Optimism grows as recessionary fears continue

Supply manager and consumer sentiments increased last month as fears of a looming recession lessened and inflation showed signs of easing, according to Creighton University’s monthly survey of supply managers in a 9-state region. 

December’s Mid-America Business Conditions Index increased to 50.3 last month from 42.2 in November. Despite the rise in optimism, 46 percent of supply managers still expect a recession in the first half of this year, said Ernie Goss, Jack A. MacAllister chair in regional economics at Creighton’s Heider College of Business. 

Economic optimism remained muted in December at 35.2, a slight drop from 35.8 in November. The regional inventory index increased to 46 in December from 42.6 in November as manufacturing firms slowed the pace of inventory expansion in the last two months of 2023.

Goss said the continued increase in federal government spending and debt will limit the ability of the Federal Reserve Open Market Committee to reduce interest rates this year.
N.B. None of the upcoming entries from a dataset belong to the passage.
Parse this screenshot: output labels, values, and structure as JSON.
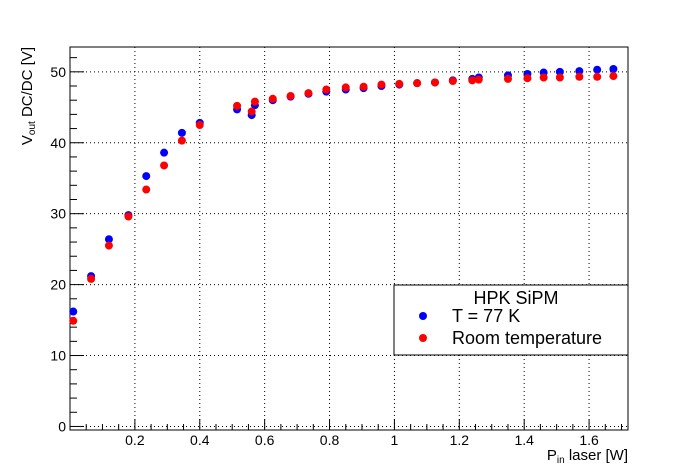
{
  "chart_data": {
    "type": "scatter",
    "title": "",
    "xlabel": {
      "main": "P",
      "sub": "in",
      "rest": " laser [W]"
    },
    "ylabel": {
      "main": "V",
      "sub": "out",
      "rest": " DC/DC [V]"
    },
    "xlim": [
      0.0,
      1.72
    ],
    "ylim": [
      -0.5,
      53.5
    ],
    "x_ticks": [
      0.2,
      0.4,
      0.6,
      0.8,
      1.0,
      1.2,
      1.4,
      1.6
    ],
    "x_tick_labels": [
      "0.2",
      "0.4",
      "0.6",
      "0.8",
      "1",
      "1.2",
      "1.4",
      "1.6"
    ],
    "y_ticks": [
      0,
      10,
      20,
      30,
      40,
      50
    ],
    "y_tick_labels": [
      "0",
      "10",
      "20",
      "30",
      "40",
      "50"
    ],
    "grid": true,
    "legend": {
      "title": "HPK SiPM",
      "placement": "lower-right"
    },
    "series": [
      {
        "name": "T = 77 K",
        "color": "#0000ff",
        "x": [
          0.01,
          0.065,
          0.12,
          0.18,
          0.235,
          0.29,
          0.345,
          0.4,
          0.515,
          0.56,
          0.57,
          0.625,
          0.68,
          0.735,
          0.79,
          0.85,
          0.905,
          0.96,
          1.015,
          1.07,
          1.125,
          1.18,
          1.24,
          1.26,
          1.35,
          1.41,
          1.46,
          1.51,
          1.57,
          1.625,
          1.675
        ],
        "y": [
          16.2,
          21.2,
          26.4,
          29.8,
          35.3,
          38.6,
          41.4,
          42.8,
          44.7,
          43.9,
          45.3,
          46.0,
          46.5,
          46.9,
          47.2,
          47.5,
          47.7,
          48.0,
          48.2,
          48.4,
          48.5,
          48.8,
          49.0,
          49.2,
          49.5,
          49.7,
          49.9,
          50.0,
          50.1,
          50.3,
          50.4
        ]
      },
      {
        "name": "Room temperature",
        "color": "#ff0000",
        "x": [
          0.01,
          0.065,
          0.12,
          0.18,
          0.235,
          0.29,
          0.345,
          0.4,
          0.515,
          0.56,
          0.57,
          0.625,
          0.68,
          0.735,
          0.79,
          0.85,
          0.905,
          0.96,
          1.015,
          1.07,
          1.125,
          1.18,
          1.24,
          1.26,
          1.35,
          1.41,
          1.46,
          1.51,
          1.57,
          1.625,
          1.675
        ],
        "y": [
          14.9,
          20.8,
          25.5,
          29.6,
          33.4,
          36.8,
          40.3,
          42.5,
          45.2,
          44.4,
          45.8,
          46.2,
          46.6,
          47.0,
          47.5,
          47.8,
          47.9,
          48.2,
          48.3,
          48.4,
          48.5,
          48.7,
          48.8,
          48.9,
          49.0,
          49.1,
          49.2,
          49.2,
          49.3,
          49.3,
          49.4
        ]
      }
    ]
  }
}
Still, he expects the FOMC will keep interest rates at between 5.25 and 5.50 percent later this month before cutting rates in March. 

The index tracking hiring increased to 50 from 42.5 in November even as the regional manufacturing sector shed 4,400 jobs over the past 12 months. Average hourly wages grew 3.4 percent, more than the 3.1 percent rise in consumer prices. The wholesale inflation gauge fell to 57.7 from 71.1 in November as supply managers expect their input prices to increase nearly 6 percent this year.

Consumer confidence captured by The Conference Board Consumer Confidence Index increased to 110.7 in December from 101.0 in November. The index based on consumers’ assessment of current labor market and business conditions increased to 148.5 from 136.5 in November, while the index based on consumers’ short-term outlook for labor market, income and business conditions increased to 85.6 from 77.4. Two-thirds of consumers saw an economic downturn as possible in 2024, which was the lowest percentage of the year.  

“December’s increase in consumer confidence reflected more positive ratings of current business conditions and job availability, as well as less pessimistic views of business, labor market and personal income prospects over the next six months,” added The Conference Board Chief Economist Dana Peterson.